Choosing a new book is a tactile process for me, a form of meditation. I touch bindings, scan covers, leaf through pages. Invariably I find myself returning to a certain shelf again and again, brushing my hands over titles that startle or inspire me. Eventually I'll refuse to return something to its shelf and realize I've made my choice. But after reading This Life She's Chosen, a new book by first-time author Kirsten Sundberg Lunstrum, I realized that having been left to my own eclectic habits, I never would have found this gem.

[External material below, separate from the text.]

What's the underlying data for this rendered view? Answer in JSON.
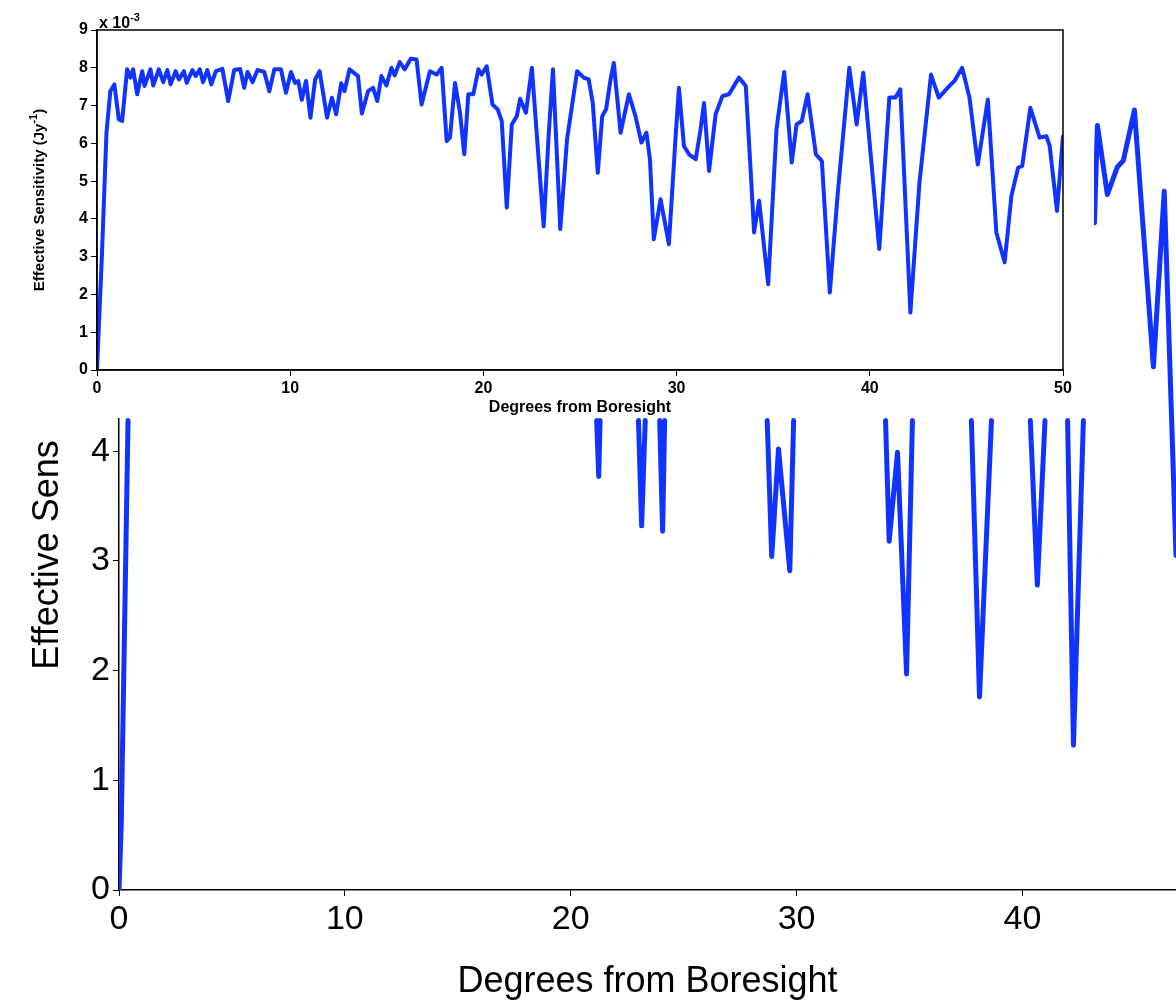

New authors (as well as some old ones) often have little to do with how their book is marketed, so I don't blame Lunstrum for the glossy cover: a photo of a woman wearing a pony tail and sundress, walking barefoot in the grass with her hands over her face. It strikes me as trite -- as if what's contained within the pages is little more than chick lit. And it doesn't begin to do justice to the work of the author, who, it becomes apparent during the first of the 10 short stories in the book, has visited much greater depths than any chatty shopping-and-dating novel. Granted, we all know the adage about judging books by their covers, but pinning the stigma of chick lit on someone who writes real literature -- and reads it -- is both unfair and unnecessary.


A western Washington native who now resides east of the Cascades, Lunstrum takes readers on a sensory tour of the West Coast, from Anchorage to Omak, from Spokane to Seattle and on down to northern California, detailing the landscape with the same sensitive focus as she does her characters. This Life is delicate in nature, bringing forth the subtlest tensions between mothers and daughters, husbands and wives. Lunstrum's language is deft and fluid, but it is also very cautious. There remains a distance between the reader and the true nature of the women she scripts. There is no clear, unabashed entrance into the neurosis, the nerves, the breakdowns. There's no human mess to be found in these pages. What's reflected is only a passive sorrow -- a muted, pale, private disillusionment with life choices. The stories are so quiet. You imagine clocks ticking around these women in their living rooms; you hear wind rustling the trees, as they stand, stunned or pensive. It's from within this soft insight that the messages emerge, messages about grace and letting go. Luckily, the glossy cover slips off, and what remains is the refined work of an emerging local author.